Een ploeg uit de Bundesliga stuurde afgelopen woensdag een scout naar Brugge voor Wesley Moraes. Maar de man bleef op zijn honger, want voor het eerst in play-off 1 bleef de boomlange spits op de bank. Toch is 2017 voor hem het jaar van de doorbraak.

Of we hem de verrassing van de play-offs mogen noemen? Wesley Moraes, de twintigjarige Braziliaanse spits van Club Brugge (1m90), schrikt even. Was het dan zo verrassend dat hij op speeldag 1 op bezoek bij AA Gent in de basis startte? Voor hem leek het logisch, het harde werk vanaf dag één bij zijn aankomst in Brugge begon te lonen. Geduldig wachtte hij op een kans, hard werkte hij op training. Steeds geconcentreerd, want hij wist: het is op training dat je je wedstrijdselectie afdwingt. Ook voor de basis. Een selectie waar hij elke week op hoopte, maar die al bij al lang uitbleef. In de reguliere competitie raakte hij 28 keer bij de wedstrijdkern, maar slechts vijf keer in de basis. In zijn ogen logisch: ‘Als je amper scoort, en je concurrent (Jelle Vossen, nvdr) doet het wel, dan geef je een trainer geen argumenten om te veranderen. Dus moet je blijven wachten op een nieuwe kans. Hard werken. Niet zenuwachtig worden voor doel als de bal er weer niet in gaat. Niet beginnen twijfelen aan jezelf. Er zijn véél goeie spitsen op de wereld die een tijdje niet scoren.’

Zo pompte hij zichzelf moed in, maandenlang. Zijn profiel zinde de trainer wel. Die vond met Wesley het profiel dat hij wilde. Eentje à la Lukasz Teodorczyk of Dieumerci Mbokani: groot, sterk, snel, met diepgang, wat het moderne voetbal eist van een spits. In Trencin vond Club anderhalf jaar geleden de nog ruwe diamant. Geduldig werd er vanaf januari 2016 gepolijst. Wesley, die Engelse les volgt om makkelijker te communiceren, moest zich vooral tactisch aanpassen. ‘Trencin voetbalde nog dominanter dan Brugge,’ legt de spits uit, ‘zodat de trainer me niet vroeg om in de rug van de verdedigers te duiken.
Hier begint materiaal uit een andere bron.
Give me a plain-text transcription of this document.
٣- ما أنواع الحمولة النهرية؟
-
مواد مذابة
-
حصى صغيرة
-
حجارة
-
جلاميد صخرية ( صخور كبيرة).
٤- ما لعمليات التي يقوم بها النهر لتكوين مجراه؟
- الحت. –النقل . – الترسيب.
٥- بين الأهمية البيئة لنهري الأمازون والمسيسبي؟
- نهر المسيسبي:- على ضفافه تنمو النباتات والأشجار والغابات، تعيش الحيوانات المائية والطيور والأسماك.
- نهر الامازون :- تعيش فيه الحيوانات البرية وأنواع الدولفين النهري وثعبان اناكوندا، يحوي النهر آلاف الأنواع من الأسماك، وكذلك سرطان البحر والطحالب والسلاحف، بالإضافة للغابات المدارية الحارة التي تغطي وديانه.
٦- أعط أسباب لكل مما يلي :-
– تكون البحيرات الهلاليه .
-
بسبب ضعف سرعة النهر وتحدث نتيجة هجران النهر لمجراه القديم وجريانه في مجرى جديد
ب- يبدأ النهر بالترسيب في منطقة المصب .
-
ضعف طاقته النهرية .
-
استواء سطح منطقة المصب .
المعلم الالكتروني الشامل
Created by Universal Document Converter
Hier moest dat plots wel. Voor mij was dat aanpassen.’ Picar noemt hij het. Steken, zoals een bij. In de diepte gaan, niet altijd met de rug naar doel spelen, of de bal in de voet vragen, de logica voor een sterke beer. Het was het voordeel dat Abdoulay Diaby vorig jaar in de play-offs had op spitsen als Leandro Pereira of Vossen, jongens met een ander profiel. Voor Michel Preud’homme was het duidelijk: Wesley was de spits die voor Club in de play-offs het verschil kon maken. Zijn surprise du chef.

Omzwervingen

Het is bekend, zijn ene been is wat langer dan het andere. Een paar centimeters zelfs. Het bezorgt Wesley geen last op het veld, hij weet niet beter. Niet bekend is dat de spits van Club Brugge amper een voetbalopleiding genoot, en dat ze hem in Brugge tactisch grote happen tegelijk op zijn bord moeten brengen, in de hoop dat hij alles snel verteert.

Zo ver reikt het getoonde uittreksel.